Your brand name is important as well. It should fit the style that you’re going for, as well as be easy to remember, simple to say, and something you’re proud of. Would you name a rugged men’s clothing store, “Amy’s Cute Digs?” Probably not.
(If you need some help creating a business name, you can find a business name generator over at Oberlo.)
Your business logo and color scheme play a huge role in the first impression as well. Unless you’re a graphic designer, the homemade logos are best left alone. It is worth your time and money to hire a professional graphic designer for this part.
Don’t Quit Your Day Job (Yet)
It may be tempting to do, but most entrepreneurs open their businesses and keep their 9-5 jobs, at least until their business is able to pay for itself, as well as pay you a living wage. Most of the revenue from your business will be (or should be) reinvested right back into building the business.
This part is hard. It might feel unfair. Not only are you still working your regular job, but you’re also running a business, and that’s a lot of work. But it’s worth it in the long run. According to a study published in the Academy of Management Journal, entrepreneurs who kept their day jobs were 33 percent less likely to fail.
If you have a physical location for your boutique business, you won’t be able to do the customer service part or work behind the counter. That means you have to hire an employee or have a business partner who can tag-team working those hours with you.
Open an Online Boutique
You can open an online store in conjunction with your physical store, or you can have an online boutique in lieu of a physical location.
Below, you’ll find some tips on where and how to set up an online boutique.

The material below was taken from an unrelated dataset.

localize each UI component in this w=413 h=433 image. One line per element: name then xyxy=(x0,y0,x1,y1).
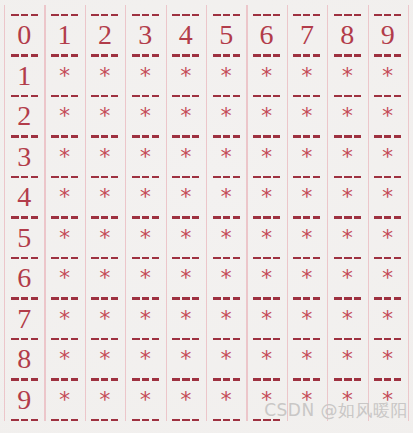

- It’s easy to build an online boutique store using a platform such as Shopify. This platform is endlessly customizable and simple to use.
- You don’t have to carry a physical inventory. Services like Oberlo make dropshipping easy.
- However, carrying a physical inventory gives you the opportunity to apply that personal touch that your customers want. It also allows you to double-check the quality of the merchandise before you ship it out the door.
- You still have to decide what business structure you want: sole proprietorship, LLC, or corporation.
- You can run an online store in your spare time without hiring an employee.
- Processing payments is made simple with online platforms like Shopify.